# fuel smell at idle no other times help!



## DonaldHays (Jul 22, 2004)

Hey Everyone,

I had a fuel leak right after I got my Maxima (vent hose) thats taken care of now. When I let my car idle in the drive in Oklahoma weather and run the ac there seems to be a strong fuel smell outside the car (dont come in much at all. I have noticed it comes from the drivers side of the motor and near the front tire area (I looked at the places under the hood to try to see fuel leakage and didnt see any leakage at all) I am fixing to have my T-Belt service done so I might have them take a look and see what they think if I cant figure something out on it. any tips as to where it would be leaking and not seen when looking (I looked at the ones that you can see that run under the upper intake and didnt see any there)

Other question also (my car sounds raspy if I said that right) My z31 sounds the same as well and always has since day one when I got it used. I have seen other 89-94 Maxima's that when they drive hard or get onthere car they are quite and dont sound so umm 80's ( The guy where I always get my muffler work done that replaced the pipe under the motor said all was normal and it is what it is a early 90's Nissan and its typical for the sound of the car) I am thinking I have a broken stud maybe and the guy that does my exhaust work dont want to deal with it maybe? This could be the cause of my fuel smell also maybe? I guess if it is they will solve when they replace the T-belt and water pump and such. 

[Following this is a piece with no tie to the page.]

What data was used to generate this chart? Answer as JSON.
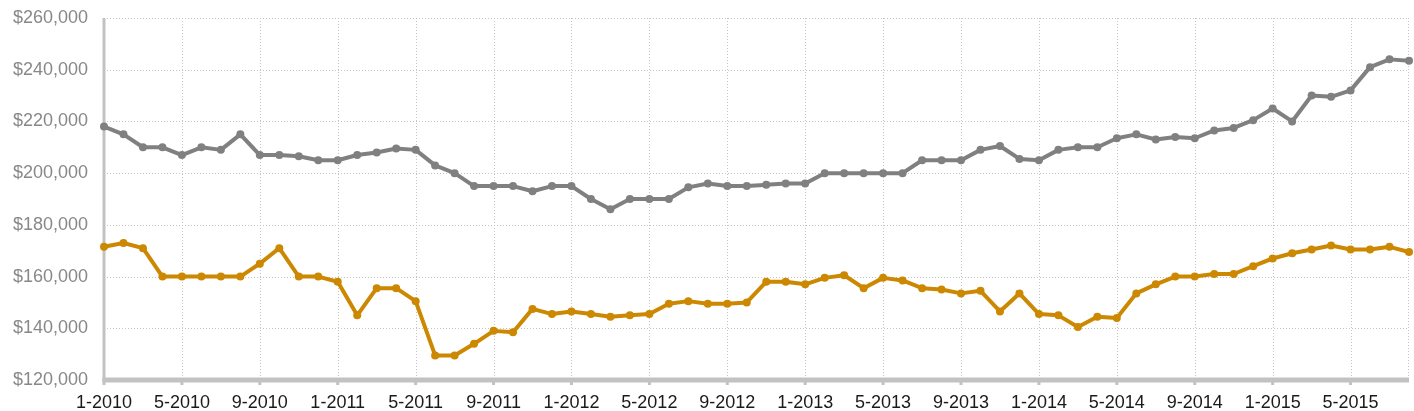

The guy that services the Nissan's and Infiniti;s in the small town I am from in south Oklahoma said its going to run right around 200-275 for my Belt-new pulley for the belt and water pump and new seals also. isnt that a good price?

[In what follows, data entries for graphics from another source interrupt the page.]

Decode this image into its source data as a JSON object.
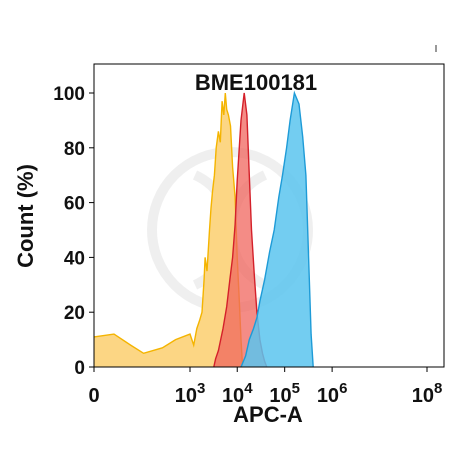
{
  "chart_data": {
    "type": "area",
    "title": "BME100181",
    "xlabel": "APC-A",
    "ylabel": "Count (%)",
    "y_ticks": [
      "0",
      "20",
      "40",
      "60",
      "80",
      "100"
    ],
    "x_ticks": [
      {
        "base": "0",
        "exp": ""
      },
      {
        "base": "10",
        "exp": "3"
      },
      {
        "base": "10",
        "exp": "4"
      },
      {
        "base": "10",
        "exp": "5"
      },
      {
        "base": "10",
        "exp": "6"
      },
      {
        "base": "10",
        "exp": "8"
      }
    ],
    "x_scale": "biexponential",
    "ylim": [
      0,
      100
    ],
    "grid": false,
    "series": [
      {
        "fill": "#fcd684",
        "stroke": "#f4b400",
        "x": [
          "0",
          "100",
          "200",
          "300",
          "500",
          "700",
          "1000",
          "1200",
          "1400",
          "1600",
          "1800",
          "2000",
          "2100",
          "2300",
          "2600",
          "2800",
          "3000",
          "3300",
          "3600",
          "4000",
          "4400",
          "4800",
          "5200",
          "5600",
          "6000",
          "6500",
          "7200",
          "8000",
          "9000",
          "10000",
          "11000",
          "12000",
          "13000"
        ],
        "y": [
          11,
          12,
          8,
          5,
          7,
          10,
          12,
          8,
          14,
          17,
          20,
          32,
          40,
          35,
          50,
          58,
          64,
          70,
          80,
          86,
          82,
          97,
          92,
          100,
          94,
          92,
          88,
          73,
          62,
          40,
          25,
          10,
          0
        ]
      },
      {
        "fill": "#f0655e",
        "stroke": "#d4202a",
        "opacity": 0.75,
        "x": [
          "3200",
          "3500",
          "4000",
          "5000",
          "6000",
          "7000",
          "8000",
          "9000",
          "10000",
          "12000",
          "14000",
          "16000",
          "18000",
          "20000",
          "23000",
          "26000",
          "30000",
          "34000",
          "38000",
          "42000"
        ],
        "y": [
          0,
          3,
          6,
          14,
          22,
          32,
          40,
          52,
          68,
          90,
          100,
          92,
          70,
          50,
          33,
          20,
          10,
          5,
          2,
          0
        ]
      },
      {
        "fill": "#5bc4ee",
        "stroke": "#1e9bd7",
        "opacity": 0.85,
        "x": [
          "12000",
          "15000",
          "18000",
          "22000",
          "26000",
          "30000",
          "38000",
          "48000",
          "60000",
          "75000",
          "90000",
          "110000",
          "130000",
          "160000",
          "200000",
          "240000",
          "280000",
          "320000",
          "360000",
          "400000"
        ],
        "y": [
          0,
          4,
          10,
          14,
          18,
          24,
          32,
          42,
          50,
          62,
          70,
          80,
          90,
          100,
          96,
          84,
          70,
          40,
          12,
          0
        ]
      }
    ]
  }
}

Thanks for any help with this


Donnie H.


----------



## alexnds (Oct 1, 2005)

DonaldHays said:


> Hey Everyone,
> 
> I had a fuel leak right after I got my Maxima (vent hose) thats taken care of now. When I let my car idle in the drive in Oklahoma weather and run the ac there seems to be a strong fuel smell outside the car (dont come in much at all. I have noticed it comes from the drivers side of the motor and near the front tire area (I looked at the places under the hood to try to see fuel leakage and didnt see any leakage at all) I am fixing to have my T-Belt service done so I might have them take a look and see what they think if I cant figure something out on it. any tips as to where it would be leaking and not seen when looking (I looked at the ones that you can see that run under the upper intake and didnt see any there)
> 
> ...


Hi Donnie: water pump, timing belt or chain , and all other belts normally cost between $600-$800. It depends if they're giving you new pump or rebuild. The diagraph collapsing in the pump would cause no cooling and thus, no engine. In terms of your fuel smells, I would check all vacuum hoses and any vacuum leaks. Replace them also, since it's cheap insurance. I would check around your EGR area as well. Check if your exhaust manifold doesn't have loose bolts. It might be causing loudness if your muffler is not the problem.


----------